The intro scene. My character Noam would be feeding the elephants on a rainy day while Iain's character Leo sketched on the side. His sketchbook would spill into a puddle across the fence, and Noam would have to fetch it away from the elephants before they ingested it and got sick. Most of the sketches would be ruined, so Noam would have to let him into the indoor elephant habitat, because he had an art project that had to be done by the next day, and his eyes were kind of cute. I thought it was fairly boring, but Iain ran with it.

"What if Leo ends up drawing Noam instead? Or is that too cheesy?"

"That's actually pretty adorable, I think. Then Noam could blush and be all flustered when she finds out. We could discuss the accuracy of images in comparison to their real counterparts, and the human tendency to glorify simple things."

"Or it could just be a nice sketch?" Iain suggested, then ran his tongue across his teeth. The 'amused' habit. "Not everyone will want to read a huge metaphor, no matter how marvelously constructed it is."

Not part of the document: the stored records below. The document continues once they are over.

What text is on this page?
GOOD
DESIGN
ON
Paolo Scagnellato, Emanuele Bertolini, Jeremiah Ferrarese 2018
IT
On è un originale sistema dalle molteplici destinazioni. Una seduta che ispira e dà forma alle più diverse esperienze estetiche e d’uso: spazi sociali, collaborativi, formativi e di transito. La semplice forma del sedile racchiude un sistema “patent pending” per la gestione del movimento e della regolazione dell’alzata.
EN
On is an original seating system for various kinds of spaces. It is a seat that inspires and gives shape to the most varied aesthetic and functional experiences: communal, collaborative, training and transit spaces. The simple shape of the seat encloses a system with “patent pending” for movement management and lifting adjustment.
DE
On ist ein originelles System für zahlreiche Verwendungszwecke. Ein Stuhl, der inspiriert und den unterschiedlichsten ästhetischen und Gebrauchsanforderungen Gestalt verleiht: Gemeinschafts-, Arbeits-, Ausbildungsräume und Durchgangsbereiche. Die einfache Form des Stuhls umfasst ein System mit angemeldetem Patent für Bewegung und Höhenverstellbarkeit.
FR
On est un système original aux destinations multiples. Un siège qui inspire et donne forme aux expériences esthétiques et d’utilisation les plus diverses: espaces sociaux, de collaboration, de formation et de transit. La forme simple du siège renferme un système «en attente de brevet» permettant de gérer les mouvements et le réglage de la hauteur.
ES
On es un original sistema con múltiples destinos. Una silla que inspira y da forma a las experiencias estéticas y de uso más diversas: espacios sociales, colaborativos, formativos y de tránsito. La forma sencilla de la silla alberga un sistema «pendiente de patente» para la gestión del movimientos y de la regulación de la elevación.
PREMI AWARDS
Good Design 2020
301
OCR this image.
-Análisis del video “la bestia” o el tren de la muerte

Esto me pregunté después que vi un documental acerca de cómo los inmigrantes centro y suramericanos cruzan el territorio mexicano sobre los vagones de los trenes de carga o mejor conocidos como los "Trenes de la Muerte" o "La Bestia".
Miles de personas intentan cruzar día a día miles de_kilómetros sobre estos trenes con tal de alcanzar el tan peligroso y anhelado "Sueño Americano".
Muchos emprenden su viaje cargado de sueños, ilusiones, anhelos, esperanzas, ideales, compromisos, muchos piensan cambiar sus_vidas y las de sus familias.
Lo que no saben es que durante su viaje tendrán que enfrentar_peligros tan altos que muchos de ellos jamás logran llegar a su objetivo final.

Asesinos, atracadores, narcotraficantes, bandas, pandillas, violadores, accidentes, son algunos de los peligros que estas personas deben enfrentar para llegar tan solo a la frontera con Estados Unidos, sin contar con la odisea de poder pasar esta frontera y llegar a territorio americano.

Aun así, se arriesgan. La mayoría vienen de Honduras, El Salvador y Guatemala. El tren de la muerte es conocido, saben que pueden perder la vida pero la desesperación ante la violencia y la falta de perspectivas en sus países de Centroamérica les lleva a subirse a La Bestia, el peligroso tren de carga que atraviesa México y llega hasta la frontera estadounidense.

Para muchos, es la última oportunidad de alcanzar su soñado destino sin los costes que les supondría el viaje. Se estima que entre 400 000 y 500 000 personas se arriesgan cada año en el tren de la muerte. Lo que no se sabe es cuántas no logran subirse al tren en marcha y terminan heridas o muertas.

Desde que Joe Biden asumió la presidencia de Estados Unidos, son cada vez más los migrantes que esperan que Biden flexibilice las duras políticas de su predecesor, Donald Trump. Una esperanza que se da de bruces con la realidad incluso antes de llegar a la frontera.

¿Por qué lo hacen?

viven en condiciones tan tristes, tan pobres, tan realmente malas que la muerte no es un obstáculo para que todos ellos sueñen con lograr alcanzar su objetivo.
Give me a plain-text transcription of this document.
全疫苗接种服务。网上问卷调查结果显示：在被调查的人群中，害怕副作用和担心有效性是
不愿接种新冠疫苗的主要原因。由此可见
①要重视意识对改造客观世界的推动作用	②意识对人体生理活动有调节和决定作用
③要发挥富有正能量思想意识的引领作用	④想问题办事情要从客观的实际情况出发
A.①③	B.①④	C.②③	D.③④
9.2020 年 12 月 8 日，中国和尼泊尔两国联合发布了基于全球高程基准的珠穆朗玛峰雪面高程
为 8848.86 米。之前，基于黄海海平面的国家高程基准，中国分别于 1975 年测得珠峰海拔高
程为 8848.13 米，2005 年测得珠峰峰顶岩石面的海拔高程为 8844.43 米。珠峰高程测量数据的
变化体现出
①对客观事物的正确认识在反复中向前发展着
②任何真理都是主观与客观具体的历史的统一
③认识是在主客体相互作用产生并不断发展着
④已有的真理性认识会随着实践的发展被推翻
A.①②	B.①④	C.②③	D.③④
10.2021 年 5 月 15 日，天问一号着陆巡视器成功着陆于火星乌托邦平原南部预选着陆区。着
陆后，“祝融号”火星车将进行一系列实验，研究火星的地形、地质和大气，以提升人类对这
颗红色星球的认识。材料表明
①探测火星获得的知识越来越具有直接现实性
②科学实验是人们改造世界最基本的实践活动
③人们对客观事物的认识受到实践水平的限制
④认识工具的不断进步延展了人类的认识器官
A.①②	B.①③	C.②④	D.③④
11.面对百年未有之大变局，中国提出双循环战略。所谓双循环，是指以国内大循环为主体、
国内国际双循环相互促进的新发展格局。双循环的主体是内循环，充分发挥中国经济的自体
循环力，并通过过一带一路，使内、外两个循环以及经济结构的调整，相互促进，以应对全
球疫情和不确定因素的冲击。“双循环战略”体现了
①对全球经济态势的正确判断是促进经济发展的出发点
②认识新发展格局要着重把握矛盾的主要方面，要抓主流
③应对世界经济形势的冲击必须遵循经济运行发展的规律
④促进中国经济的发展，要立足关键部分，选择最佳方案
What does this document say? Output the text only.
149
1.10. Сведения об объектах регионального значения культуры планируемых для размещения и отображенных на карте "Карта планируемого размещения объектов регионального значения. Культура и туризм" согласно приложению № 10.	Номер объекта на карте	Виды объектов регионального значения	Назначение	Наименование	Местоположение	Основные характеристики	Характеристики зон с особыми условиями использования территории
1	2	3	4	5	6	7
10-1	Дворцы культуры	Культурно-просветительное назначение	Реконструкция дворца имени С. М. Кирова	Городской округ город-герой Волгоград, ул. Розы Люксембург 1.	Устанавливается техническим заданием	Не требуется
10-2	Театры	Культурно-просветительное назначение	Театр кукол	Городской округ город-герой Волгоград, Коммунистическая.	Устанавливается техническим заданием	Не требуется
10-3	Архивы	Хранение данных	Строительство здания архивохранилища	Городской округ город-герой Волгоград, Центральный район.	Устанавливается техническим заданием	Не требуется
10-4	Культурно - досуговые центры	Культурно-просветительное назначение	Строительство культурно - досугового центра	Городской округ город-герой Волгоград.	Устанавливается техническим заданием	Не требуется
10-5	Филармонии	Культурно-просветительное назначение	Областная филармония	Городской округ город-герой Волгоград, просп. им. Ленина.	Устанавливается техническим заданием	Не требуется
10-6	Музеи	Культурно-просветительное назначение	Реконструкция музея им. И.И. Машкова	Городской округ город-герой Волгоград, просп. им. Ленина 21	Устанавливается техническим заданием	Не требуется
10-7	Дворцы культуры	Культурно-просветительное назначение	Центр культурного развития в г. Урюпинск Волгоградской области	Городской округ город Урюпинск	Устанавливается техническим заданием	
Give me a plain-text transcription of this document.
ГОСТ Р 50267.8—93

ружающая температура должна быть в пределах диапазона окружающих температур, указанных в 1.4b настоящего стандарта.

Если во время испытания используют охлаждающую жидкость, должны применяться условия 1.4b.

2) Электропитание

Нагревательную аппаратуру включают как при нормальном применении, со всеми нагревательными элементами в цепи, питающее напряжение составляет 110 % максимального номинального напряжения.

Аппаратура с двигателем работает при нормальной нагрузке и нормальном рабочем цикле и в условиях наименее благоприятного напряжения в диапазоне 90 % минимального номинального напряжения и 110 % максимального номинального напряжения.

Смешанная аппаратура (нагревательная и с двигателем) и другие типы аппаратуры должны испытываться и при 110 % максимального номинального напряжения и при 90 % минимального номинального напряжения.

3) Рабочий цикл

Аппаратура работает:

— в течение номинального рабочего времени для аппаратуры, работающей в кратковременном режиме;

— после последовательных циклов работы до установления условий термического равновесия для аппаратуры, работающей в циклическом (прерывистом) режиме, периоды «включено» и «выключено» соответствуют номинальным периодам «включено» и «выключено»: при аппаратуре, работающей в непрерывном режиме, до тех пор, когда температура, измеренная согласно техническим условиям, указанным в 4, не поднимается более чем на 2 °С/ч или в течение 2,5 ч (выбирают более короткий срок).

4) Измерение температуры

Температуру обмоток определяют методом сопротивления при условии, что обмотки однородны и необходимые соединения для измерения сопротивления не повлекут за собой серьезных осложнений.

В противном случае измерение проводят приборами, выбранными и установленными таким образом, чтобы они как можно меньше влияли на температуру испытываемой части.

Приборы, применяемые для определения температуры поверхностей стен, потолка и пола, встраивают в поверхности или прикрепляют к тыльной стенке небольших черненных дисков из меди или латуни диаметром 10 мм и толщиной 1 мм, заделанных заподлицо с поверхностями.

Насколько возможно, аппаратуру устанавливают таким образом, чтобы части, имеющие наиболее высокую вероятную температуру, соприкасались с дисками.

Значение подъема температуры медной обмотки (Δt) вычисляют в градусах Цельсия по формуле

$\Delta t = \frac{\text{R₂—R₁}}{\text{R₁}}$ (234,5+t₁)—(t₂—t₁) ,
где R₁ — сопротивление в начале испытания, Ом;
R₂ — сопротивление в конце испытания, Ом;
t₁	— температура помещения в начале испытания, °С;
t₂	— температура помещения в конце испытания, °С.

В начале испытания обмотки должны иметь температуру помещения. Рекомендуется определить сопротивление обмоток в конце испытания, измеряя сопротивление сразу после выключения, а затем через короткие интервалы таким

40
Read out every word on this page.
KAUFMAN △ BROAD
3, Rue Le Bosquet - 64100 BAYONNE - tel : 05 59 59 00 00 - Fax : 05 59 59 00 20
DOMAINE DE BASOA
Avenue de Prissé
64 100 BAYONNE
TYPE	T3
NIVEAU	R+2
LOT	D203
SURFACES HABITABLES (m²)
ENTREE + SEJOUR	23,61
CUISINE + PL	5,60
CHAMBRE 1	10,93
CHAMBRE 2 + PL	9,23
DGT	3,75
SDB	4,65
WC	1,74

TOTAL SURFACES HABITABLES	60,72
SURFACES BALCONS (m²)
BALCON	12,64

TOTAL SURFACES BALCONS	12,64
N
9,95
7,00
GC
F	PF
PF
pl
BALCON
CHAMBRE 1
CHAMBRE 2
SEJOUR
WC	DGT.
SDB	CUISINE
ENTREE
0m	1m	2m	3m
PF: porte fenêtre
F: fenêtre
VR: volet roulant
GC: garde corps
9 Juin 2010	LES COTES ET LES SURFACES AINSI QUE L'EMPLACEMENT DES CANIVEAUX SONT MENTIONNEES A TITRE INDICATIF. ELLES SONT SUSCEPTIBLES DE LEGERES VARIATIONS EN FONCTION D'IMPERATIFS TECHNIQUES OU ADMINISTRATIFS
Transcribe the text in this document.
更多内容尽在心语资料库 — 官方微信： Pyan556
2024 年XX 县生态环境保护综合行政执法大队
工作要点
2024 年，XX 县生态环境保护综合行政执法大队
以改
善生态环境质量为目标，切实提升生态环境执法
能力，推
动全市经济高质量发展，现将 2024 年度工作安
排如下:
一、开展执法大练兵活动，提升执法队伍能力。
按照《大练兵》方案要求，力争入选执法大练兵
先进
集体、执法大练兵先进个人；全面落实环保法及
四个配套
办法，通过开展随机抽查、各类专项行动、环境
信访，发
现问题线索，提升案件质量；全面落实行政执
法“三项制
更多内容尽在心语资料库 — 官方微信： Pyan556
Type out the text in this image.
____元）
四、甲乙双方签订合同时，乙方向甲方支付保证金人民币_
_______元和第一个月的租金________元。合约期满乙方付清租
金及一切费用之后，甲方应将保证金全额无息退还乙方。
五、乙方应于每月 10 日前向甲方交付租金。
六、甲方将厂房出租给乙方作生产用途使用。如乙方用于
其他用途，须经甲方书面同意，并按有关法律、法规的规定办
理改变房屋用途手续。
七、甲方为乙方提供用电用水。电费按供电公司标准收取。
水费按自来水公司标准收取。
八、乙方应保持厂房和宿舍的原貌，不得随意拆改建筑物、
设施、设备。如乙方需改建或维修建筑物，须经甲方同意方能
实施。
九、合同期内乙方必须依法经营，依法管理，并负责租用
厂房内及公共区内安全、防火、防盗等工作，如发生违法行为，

"It's just a class project."

"Really? I thought we were aiming to get published." I can't tell if he's being sarcastic or not, but Iain's normally not sarcastic.

I squint at him. He looked so enthusiastic, I didn't have the heart to turn him down. I suppose it makes up for all of the times he's been there for me.

"Do you have a certain company in mind?"

"My dad's college friend owns a rising publishing company. Wimbledon Print or something like that. It's a small business, mostly catering to nonfiction, but they're expanding. I've kind of already contacted the CEO. He's interested."

"Oh," I say, completely shellshocked. I don't think I'm ready for publication. My writing feels like just a blend of a ton of different authors' styles, and I haven't found my own voice yet. Publishing a book written like the ones already out there feels like plagiarism.

But Iain's running his hand through his hair and biting his lip waiting for my answer, and that's a double nervous habit. God, he's making it so difficult to refuse.

"I don't even know if our styles will gel, Iain," I say as my excuse, and Iain's face drops a bit before he forces a neutral expression.

"Okay. Maybe. But you owe me another comic book."